В доме было много окон, но Джейн будто попала в тёмную комнату. Изредка в ней вспыхивал свет, и на сетчатке глаз отпечатывались образы: дворецкий в фиолетовой ливрее – чинный и прямой, как и полагается дворецкому; светлая узорчатая плитка, маркая – как будто специально положенная сюда для того, чтобы слуги могли несколько раз в день до блеска её начищать. Джейн представила, каково было Гулливеру в стране великанов: ей всё казалось огромным. Арочные проходы в галереи, лестница на второй этаж (наверняка придётся подтягиваться на руках, чтобы взобраться на неё). С потолка, рассматривать который можно было только лёжа, свисала люстра-убийца.
Кто-то громко объявил: «Его милость виконт Хэлброк и мисс Джейн Олдридж».

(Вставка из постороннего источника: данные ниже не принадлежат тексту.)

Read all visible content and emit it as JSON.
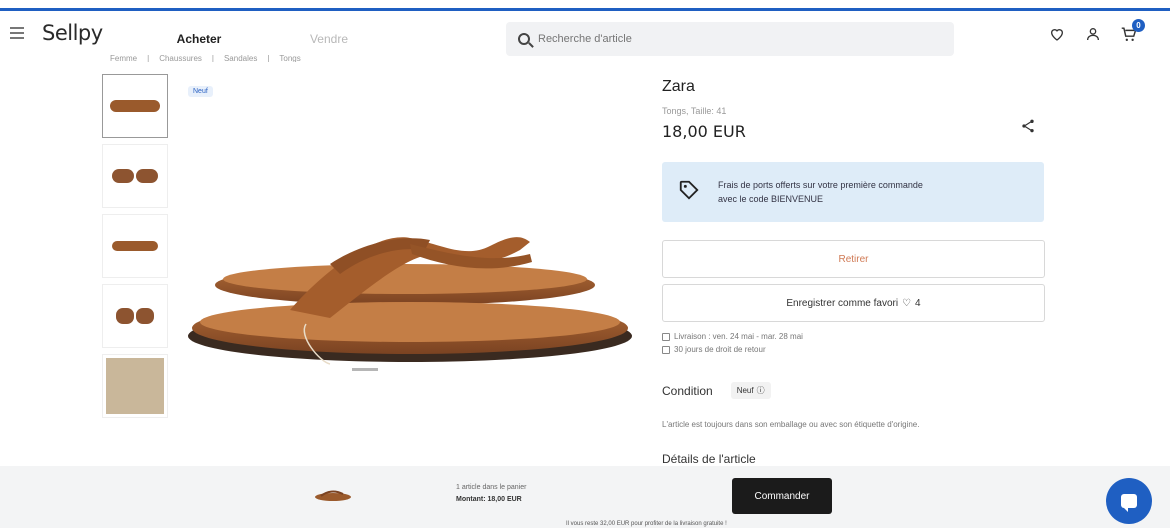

Джейн почему-то думала, что все отцы примерно одинаковые: чуть сгорбленные, улыбчивые, носят в одном кармане старого пиджака леденцы, а в другом – волшебные истории. Но у графа Хэлброка в кармане его расшитого золотыми нитями жилета были лишь часы на цепочке. Тоже золотые. Внешне он соответствовал дому: ростом не меньше шести футов и двух дюймов, стройный настолько, что кухарке, вероятно, приходилось искать на рождество самую тощую индейку. Граф сохранил ясность взгляда и черноту волос, только виски чуть окрасились сединой. Его брови имитировали ястреба на охоте, но Джейн не имела привычки отождествлять себя с кроликами.